A new study published in Science by researchers from the Ragon Institute, NIH/NIAID, and the University of Chicago reveals a critical function of the immune system: how regulatory T cells (Tregs) selectively suppress autoimmune reactions while allowing protective responses against infections. The immune system must constantly balance two opposing forces—attacking harmful invaders while preventing damage to healthy tissues. When this balance fails, it can lead to autoimmune diseases, where the immune system mistakenly attacks the body.
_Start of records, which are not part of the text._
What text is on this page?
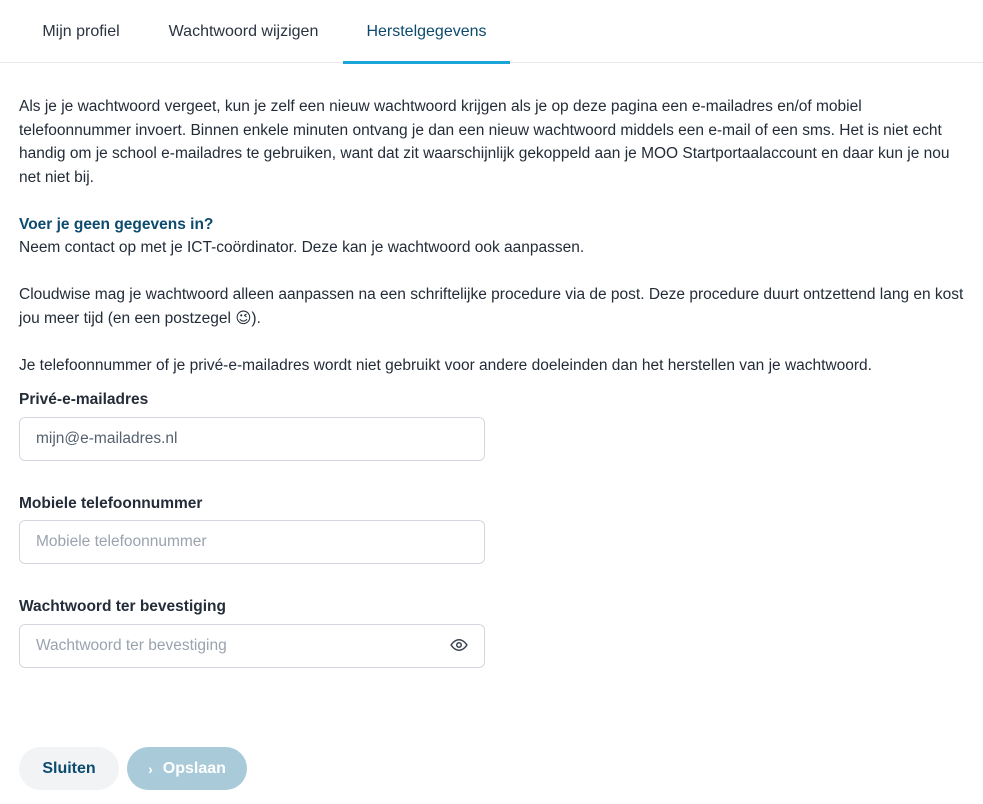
Mijn profiel	Wachtwoord wijzigen	Herstelgegevens

Als je je wachtwoord vergeet, kun je zelf een nieuw wachtwoord krijgen als je op deze pagina een e-mailadres en/of mobiel telefoonnummer invoert. Binnen enkele minuten ontvang je dan een nieuw wachtwoord middels een e-mail of een sms. Het is niet echt handig om je school e-mailadres te gebruiken, want dat zit waarschijnlijk gekoppeld aan je MOO Startportaalaccount en daar kun je nou net niet bij.

Voer je geen gegevens in?

Neem contact op met je ICT-coördinator. Deze kan je wachtwoord ook aanpassen.

Cloudwise mag je wachtwoord alleen aanpassen na een schriftelijke procedure via de post. Deze procedure duurt ontzettend lang en kost jou meer tijd (en een postzegel 😉).

Je telefoonnummer of je privé-e-mailadres wordt niet gebruikt voor andere doeleinden dan het herstellen van je wachtwoord.

Privé-e-mailadres
mijn@e-mailadres.nl
Mobiele telefoonnummer
Mobiele telefoonnummer
Wachtwoord ter bevestiging
Sluiten	› Opslaan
In this study, researchers investigated how Treg cells prevent autoimmune reactions during infections. Using novel mouse models, combined with advanced tissue imaging and computational analysis, they found that Tregs specifically target immune cells that recognize self-proteins, preventing them from attacking the body while still allowing immune cells to fight infections. 

The study was a highly collaborative effort between the Wong Lab, the Savage Lab of UChicago, and the Germain Lab of the NIH. The experiments and analysis were co-led by Dave Klawon of the Savage Lab and Nicole Pagane of the Wong Lab, who are both co-first authors of the paper.

This discovery sheds light on why the immune system rarely triggers autoimmunity during infections and could lead to potential new approaches for treating autoimmune disorders, such as multiple sclerosis and lupus. By better understanding how Treg cells function, scientists could develop therapies that selectively regulate immune responses, helping to prevent harmful inflammation while preserving the body’s ability to fight disease.

This study represents a major step toward understanding the complex interactions between immune tolerance and immune defense. As scientists continue to explore the role of Treg cells in human health, these findings could pave the way for targeted therapies that better control immune responses in a variety of diseases.